Given how things are reportedly going for the pair (and their co-founder Hiroki Takeuchi), GoCardless’s next offices are set to be rather swankier. Founded in January 2011, the start-up has grown by 50 per cent every month since its launch. Developed at Silicon Valley-based tech-accelerator Y-Combinator, GoCardless closed an initial £1-million funding round at the end of last year, led by Accel Partners and Passion Capital. Although the team won’t confirm it, it’s understood that a further round of (Series A) funding is likely to be announced soon.

GoCardless is an online direct debit platform which simplifies the collection of regular payments

A range of tech start-ups, including Twitter co-founder Jack Dorsey’s Square, Stripe and Braintree, are jockeying to reboot different aspects of payments. But US-based Dwolla and GoCardless are the key players in the race to build proprietary systems which aim to turn plastic cards, readers and other hardware into historical artefacts.

GoCardless is described by its founders as an online direct debit platform which simplifies the collection of regular payments. It charges users a flat fee of 1 per cent per transaction, capped at £2. The company partners with a number of online accountancy providers, such as Kashflow and Freeagent, plugging into their payment options.

A couple of factors have played into the GoCardless team’s hands. The first was the 2009 Payments Service Directive (PSD), which opened up payments in the EU to new, potentially disruptive suppliers. Another is fast-changing technology which web-based start-ups are best placed to exploit.

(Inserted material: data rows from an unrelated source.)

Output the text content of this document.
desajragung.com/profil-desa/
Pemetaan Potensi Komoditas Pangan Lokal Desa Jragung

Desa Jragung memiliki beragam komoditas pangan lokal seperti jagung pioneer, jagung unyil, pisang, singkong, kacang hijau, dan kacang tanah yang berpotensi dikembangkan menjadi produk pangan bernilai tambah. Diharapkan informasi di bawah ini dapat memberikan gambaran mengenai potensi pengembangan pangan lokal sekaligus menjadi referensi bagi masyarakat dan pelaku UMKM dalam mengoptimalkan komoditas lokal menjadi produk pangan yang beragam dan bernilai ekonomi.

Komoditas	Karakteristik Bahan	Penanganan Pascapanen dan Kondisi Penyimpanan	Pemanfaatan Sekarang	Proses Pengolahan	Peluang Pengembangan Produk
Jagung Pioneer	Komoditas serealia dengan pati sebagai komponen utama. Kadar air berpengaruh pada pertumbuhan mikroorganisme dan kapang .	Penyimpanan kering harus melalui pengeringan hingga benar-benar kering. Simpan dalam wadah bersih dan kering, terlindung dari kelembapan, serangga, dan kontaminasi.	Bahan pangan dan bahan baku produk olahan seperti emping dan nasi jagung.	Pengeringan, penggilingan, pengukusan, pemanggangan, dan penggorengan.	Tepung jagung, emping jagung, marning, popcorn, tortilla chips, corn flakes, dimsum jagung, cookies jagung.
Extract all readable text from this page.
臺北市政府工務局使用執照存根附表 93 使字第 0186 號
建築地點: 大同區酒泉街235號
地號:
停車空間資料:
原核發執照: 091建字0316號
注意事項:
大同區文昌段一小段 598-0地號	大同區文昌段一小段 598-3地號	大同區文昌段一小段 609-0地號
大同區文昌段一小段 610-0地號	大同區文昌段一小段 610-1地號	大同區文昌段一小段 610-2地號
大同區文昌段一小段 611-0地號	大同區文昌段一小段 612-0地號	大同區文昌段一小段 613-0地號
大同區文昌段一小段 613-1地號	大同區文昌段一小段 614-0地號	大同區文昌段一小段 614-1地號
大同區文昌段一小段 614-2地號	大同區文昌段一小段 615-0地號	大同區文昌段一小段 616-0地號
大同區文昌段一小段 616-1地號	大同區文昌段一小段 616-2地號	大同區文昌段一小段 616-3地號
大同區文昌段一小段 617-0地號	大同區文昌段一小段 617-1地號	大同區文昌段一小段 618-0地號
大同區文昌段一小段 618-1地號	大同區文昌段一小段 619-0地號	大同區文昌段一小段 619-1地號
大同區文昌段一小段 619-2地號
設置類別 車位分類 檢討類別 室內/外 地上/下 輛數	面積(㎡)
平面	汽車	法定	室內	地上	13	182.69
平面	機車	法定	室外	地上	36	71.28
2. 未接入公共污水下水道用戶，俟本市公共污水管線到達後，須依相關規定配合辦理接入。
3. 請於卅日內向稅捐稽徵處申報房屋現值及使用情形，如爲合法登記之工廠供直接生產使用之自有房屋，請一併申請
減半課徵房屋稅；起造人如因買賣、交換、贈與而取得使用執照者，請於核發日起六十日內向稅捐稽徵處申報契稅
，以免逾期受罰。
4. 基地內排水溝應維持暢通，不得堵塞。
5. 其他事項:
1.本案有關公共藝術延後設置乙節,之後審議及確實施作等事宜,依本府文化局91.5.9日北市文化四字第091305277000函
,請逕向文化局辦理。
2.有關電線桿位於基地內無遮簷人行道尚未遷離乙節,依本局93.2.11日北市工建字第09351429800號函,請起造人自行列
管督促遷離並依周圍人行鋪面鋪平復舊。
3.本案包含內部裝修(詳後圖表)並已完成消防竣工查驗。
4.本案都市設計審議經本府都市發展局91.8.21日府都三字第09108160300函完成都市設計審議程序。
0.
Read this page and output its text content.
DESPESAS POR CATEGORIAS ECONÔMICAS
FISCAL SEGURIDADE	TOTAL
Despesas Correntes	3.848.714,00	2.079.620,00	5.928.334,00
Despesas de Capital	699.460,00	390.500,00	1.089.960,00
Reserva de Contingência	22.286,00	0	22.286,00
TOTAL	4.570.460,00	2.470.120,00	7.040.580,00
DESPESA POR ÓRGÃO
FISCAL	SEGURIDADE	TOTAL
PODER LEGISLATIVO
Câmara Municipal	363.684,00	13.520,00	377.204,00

“The wave of tech companies now innovating in this area can leverage cool ways, like using social networks or browser footprinting, to tell whether people are who they say they are, which traditional payments companies wouldn’t be doing,” explains Mr Robinson.

GoCardless, for example, have built their own anti-fraud tool. “There are so many things like that we can do, but we’re not going to tell you about them, otherwise we’ll have to design some new ones,” he smiles.

Start-up business plans are rarely worth the printer toner expended upon them and GoCardless’s early iterations wrongly identified consumer-facing transactions, including card-based subscriptions to services like Spotify or LOVEFiLM as their focus.

“The problem is those services are already very competitive with their rates, which means you are competing over fractions of pennies,” says Mr Blomfield. “Rather than try to compete at mass-market payments, where we’ve really found a lot of traction is in smaller business or B2B [business-to-business] transactions. Our typical merchant [client] might be a web-hosting company that takes payment from a few hundred businesses, with the amounts varying every month. Until now that was an arduous, manual process. What we’re offering is ease-of-use and time-saving for a human being.”

Mr Robinson adds: “Not only could we add the most value there, we also realised it was a huge and underserved market. So it makes sense to stay really focused on it and smash it out of the park.”

GoCardless by numbers 

Founded: 2011

Staff: 12

Investment so far: £1m  

Participating merchants: 2,500+

Growth rate: 50% every month since launch.